Each thread copies some files into the tmpdir to the main directory via fs_extra::copy_items before doing work. Afterwards, it copies out some results again into the main directory. Could consecutive calls of copy_items somehow lock a directory or something?
data is a hashbrown::Hashmap with the rayon, serde features. I contains shared references into two other such HashMaps that live a much wider scope. Seeing this was made specifically for use with rayon's ParallelIterator I don't see how that would hurt, but I didn't really find a lot of mention in the hashbrown docs about pitfalls here.
I'd be glad for any pointers I can of course show some more type definitions or functions, but this is long enough as-is, so maybe someone just has an idea to throw out. Thanks for readin, anyways
AFAIK, rayon is more meant for CPU-bound tasks; for parallelizing IO-stuff, using async could be another option. Nonetheless, your parallel iterator should work in principle.
Looking at it’s documentation, I don’t feel like tempdir is a problem.
Skimming through the source of copy_items I don’t see a problem either.
Maybe you could debug this, e.g. by using a global variable to single out the first invocation of render and make its implementation block indefinitely at some place. If you find a place where such an indefinitely blocking operation manages to stop the whole program (including the other threads), then you
know that there really is a problem, and you
can move around the place where the block is introduced to single out the operation that is responsible
use std::sync::atomic::{AtomicBool, Ordering};
use std::thread;
fn block_on_first_call() {
static FIRST_CALL: AtomicBool = AtomicBool::new(true);
let first_call = FIRST_CALL.swap(false, Ordering::SeqCst);
if first_call {
loop {
thread::park()
}
}
}
then insert a call to block_on_first_call() somewhere in your code and see if it locks the whole threadpool; preferrably in the of the part of the render operation that takes the longest time.
Very good idea. But the result is kinda what I expected: The closure body of the map above is called sequentially (i.e. when I put a call to block_on_first_call there instead of the eprintln!, it just immediately locks up).
But this all happens with the eprintln, it was just a convenient way to show the sequentiality (is that a word?).
Well, that did it. I replaced hashbrown::HashMap by Vec as the type for map, and now everything's fine! Runtime of my example test went from 18s to 7s, which is about what I'd expect in this case.
Not sure why it's the case though, I looked through some comments in hashbrown, but there was no mention of this behavior.
fn main() {
let m = <HashSet<_>>::from_iter(0..15);
let _: Vec<_> = m.par_iter().map(|i| {
block_on_first_call();
println!("{}", i);
}).collect();
}
uses at least 2 threads in parallel, whereas
fn main() {
let m = <HashSet<_>>::from_iter(0..14);
let _: Vec<_> = m.par_iter().map(|i| {
block_on_first_call();
println!("{}", i);
}).collect();
}
so a hash map with at most 14 elements doesn’t use more than one thread. Perhaps the ParallelIterator implementation of HashMap/HashSet somehow sets a lower bound on how small the parts are that the map can be split into?

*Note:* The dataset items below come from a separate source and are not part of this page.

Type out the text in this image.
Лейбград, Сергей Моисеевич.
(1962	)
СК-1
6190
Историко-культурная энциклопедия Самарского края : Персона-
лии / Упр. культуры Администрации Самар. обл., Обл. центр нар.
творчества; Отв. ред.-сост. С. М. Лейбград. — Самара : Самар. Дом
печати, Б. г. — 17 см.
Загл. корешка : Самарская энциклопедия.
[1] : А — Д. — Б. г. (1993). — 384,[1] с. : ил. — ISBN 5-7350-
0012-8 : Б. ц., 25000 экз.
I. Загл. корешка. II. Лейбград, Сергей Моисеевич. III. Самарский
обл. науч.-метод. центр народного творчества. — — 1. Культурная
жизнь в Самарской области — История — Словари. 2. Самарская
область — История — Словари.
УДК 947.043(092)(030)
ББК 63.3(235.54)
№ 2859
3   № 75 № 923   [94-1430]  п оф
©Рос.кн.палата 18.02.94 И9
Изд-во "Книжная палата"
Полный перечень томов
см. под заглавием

Skimming through the code, I arrive at this part: mod.rs - source
which does indeed suggest a presence of a minimal size. Probably has some valid reasons behind it.

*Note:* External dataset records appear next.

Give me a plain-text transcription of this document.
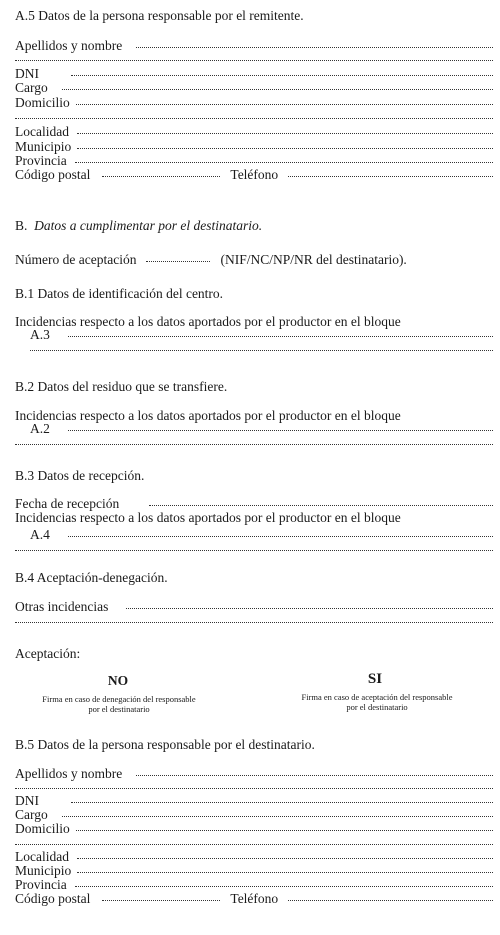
A.5 Datos de la persona responsable por el remitente.
Apellidos y nombre
DNI
Cargo
Domicilio
Localidad
Municipio
Provincia
Código postal	Teléfono
B. Datos a cumplimentar por el destinatario.
Número de aceptación	(NIF/NC/NP/NR del destinatario).
B.1 Datos de identificación del centro.
Incidencias respecto a los datos aportados por el productor en el bloque
A.3
B.2 Datos del residuo que se transfiere.
Incidencias respecto a los datos aportados por el productor en el bloque
A.2
B.3 Datos de recepción.
Fecha de recepción
Incidencias respecto a los datos aportados por el productor en el bloque
A.4
B.4 Aceptación-denegación.
Otras incidencias
Aceptación:
NO	SI
Firma en caso de denegación del responsable
por el destinatario
Firma en caso de aceptación del responsable
por el destinatario
B.5 Datos de la persona responsable por el destinatario.
Apellidos y nombre
DNI
Cargo
Domicilio
Localidad
Municipio
Provincia
Código postal	Teléfono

Anyways, as I mentioned, rayon is probably the wrong tool. If you want to try, consider using async fns, e.g. with tokio. You could use StreamExt::buffered to determine up to how many operations you want to do in parallel.
Hmm, are you sure? I mean it's pretty light on the IO, what's really eating time is the eternal process (mostly CPU bound, though I don't think that matters). I mean I guess async works as well since the OS will schedule the processes appropriately...
Anyways, seeing I've got it working thanks to you, and I really don't need to optimize the rust code itself very much, I don't think I want to spend time converting to async here. Needs other work, too, and I'm on a deadline
If you want more granular parallelism for smaller maps and sets, you could collect item references to a Vec first. That's what rayon does anyway for the std types, since it can't do splits on the internals -- that's painful for large lengths but probably fine in small cases.